Winery Terre del VeioHorta Bianco
In the mouth this white wine is a with a nice freshness.
This wine generally goes well with vegetarian, appetizers and snacks or lean fish.
Taste structure of the Horta Bianco from the Winery Terre del Veio
Light | Bold | |
Dry | Sweet | |
Soft | Acidic |
In the mouth the Horta Bianco of Winery Terre del Veio in the region of Lazio is a with a nice freshness.
Food and wine pairings with Horta Bianco
Pairings that work perfectly with Horta Bianco
Original food and wine pairings with Horta Bianco
The Horta Bianco of Winery Terre del Veio matches generally quite well with dishes of pasta, vegetarian or appetizers and snacks such as recipes of pasta with asparagus and chicken, quiche with bacon and gruyère cheese or bacon dates.
Details and technical informations about Winery Terre del Veio's Horta Bianco.
Discover the grape variety: Limnio
Certainly the oldest of the Greek grape varieties, it is given as having its first origins on the island of Lemnos or Limnos in the northern Aegean Sea, today much more cultivated in the northern part of Greece. It should not be confused with limniona, also of Greek origin, and to aggravate the confusion has as synonym limnio. Limnio can also be found in Romania, Italy, Germany, ... in France almost unknown.
Last vintages of this wine
The best vintages of Horta Bianco from Winery Terre del Veio are 0
Informations about the Winery Terre del Veio
The Winery Terre del Veio is one of of the world's greatest estates. It offers 16 wines for sale in the of Lazio to come and discover on site or to buy online.
The wine region of Lazio
Lazio is a region in CentralItaly, where the ancient capital of Rome is located. The region's reputation is based primarily on its white wines, the main varieties of which are Trebbiano, Malvasia di Candia and Malvasia Puntinata. Traditionally, these wines were fat, Round, abboccato and intended for immediate consumption. Today, the styles are lighter, drier and crisper thanks to modern winemaking methods.

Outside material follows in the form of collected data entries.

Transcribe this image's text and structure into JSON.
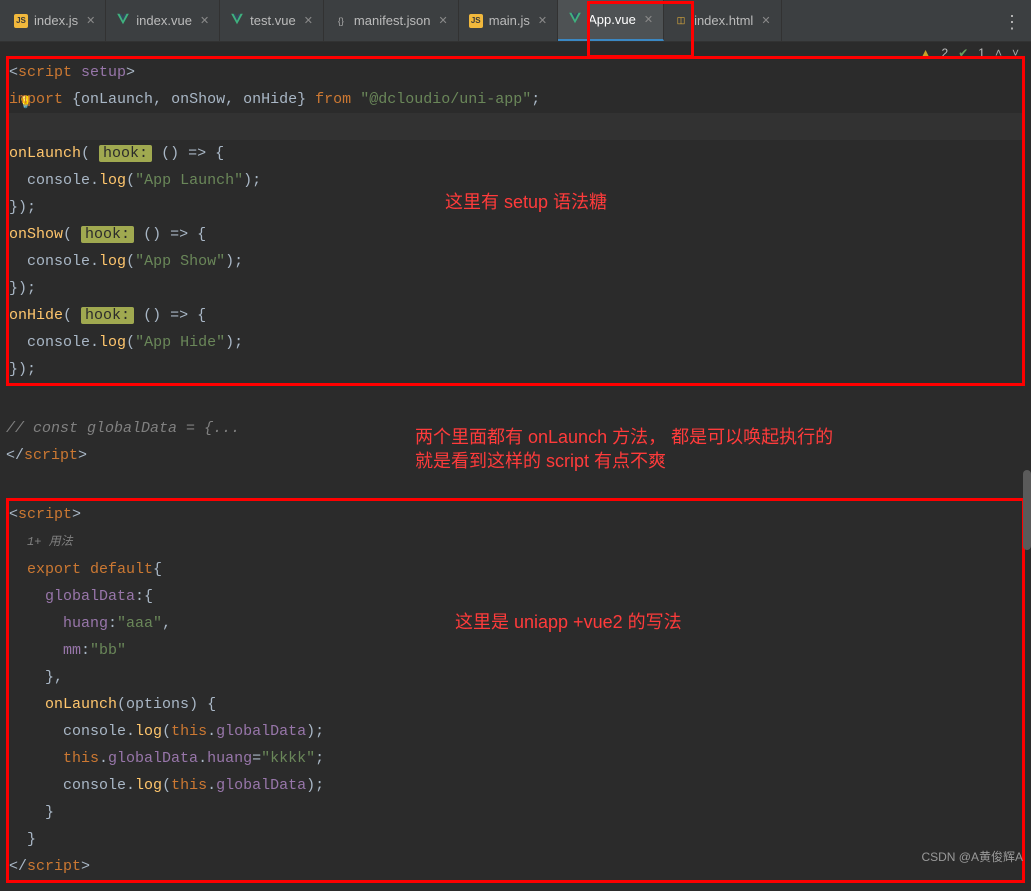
{
  "tabs": [
    {
      "label": "index.js",
      "icon": "js"
    },
    {
      "label": "index.vue",
      "icon": "vue"
    },
    {
      "label": "test.vue",
      "icon": "vue"
    },
    {
      "label": "manifest.json",
      "icon": "json"
    },
    {
      "label": "main.js",
      "icon": "js"
    },
    {
      "label": "App.vue",
      "icon": "vue",
      "active": true
    },
    {
      "label": "index.html",
      "icon": "html"
    }
  ],
  "status": {
    "warn_count": "2",
    "check_count": "1"
  },
  "annotations": {
    "a1": "这里有 setup 语法糖",
    "a2_line1": "两个里面都有 onLaunch 方法，     都是可以唤起执行的",
    "a2_line2": "就是看到这样的 script 有点不爽",
    "a3": "这里是 uniapp +vue2 的写法"
  },
  "code": {
    "setup_open": "<script setup>",
    "import_kw": "import",
    "import_names": {
      "n1": "onLaunch",
      "n2": "onShow",
      "n3": "onHide"
    },
    "from_kw": "from",
    "import_pkg": "\"@dcloudio/uni-app\"",
    "hook_label": "hook:",
    "arrow": "() => {",
    "console": "console",
    "log": "log",
    "msg_launch": "\"App Launch\"",
    "msg_show": "\"App Show\"",
    "msg_hide": "\"App Hide\"",
    "close_fn": "});",
    "comment_global": "// const globalData = {...",
    "script_close": "</script>",
    "script2_open": "<script>",
    "usage": "1+ 用法",
    "export_kw": "export ",
    "default_kw": "default",
    "globalData_key": "globalData",
    "huang_key": "huang",
    "huang_val": "\"aaa\"",
    "mm_key": "mm",
    "mm_val": "\"bb\"",
    "onLaunch_key": "onLaunch",
    "options": "options",
    "this_kw": "this",
    "globalData_prop": "globalData",
    "huang_prop": "huang",
    "assign_val": "\"kkkk\""
  },
  "watermark": "CSDN @A黄俊辉A"
}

The word of the wine: Bâtonnage
A very old technique that has come back into fashion in modern oenology, which consists of shaking the white wine in the barrels at the end of fermentation, or after fermentation, with a stick or a flail, in order to suspend the fine lees composed of yeasts at the end of their activity. This process is sometimes used for red wines.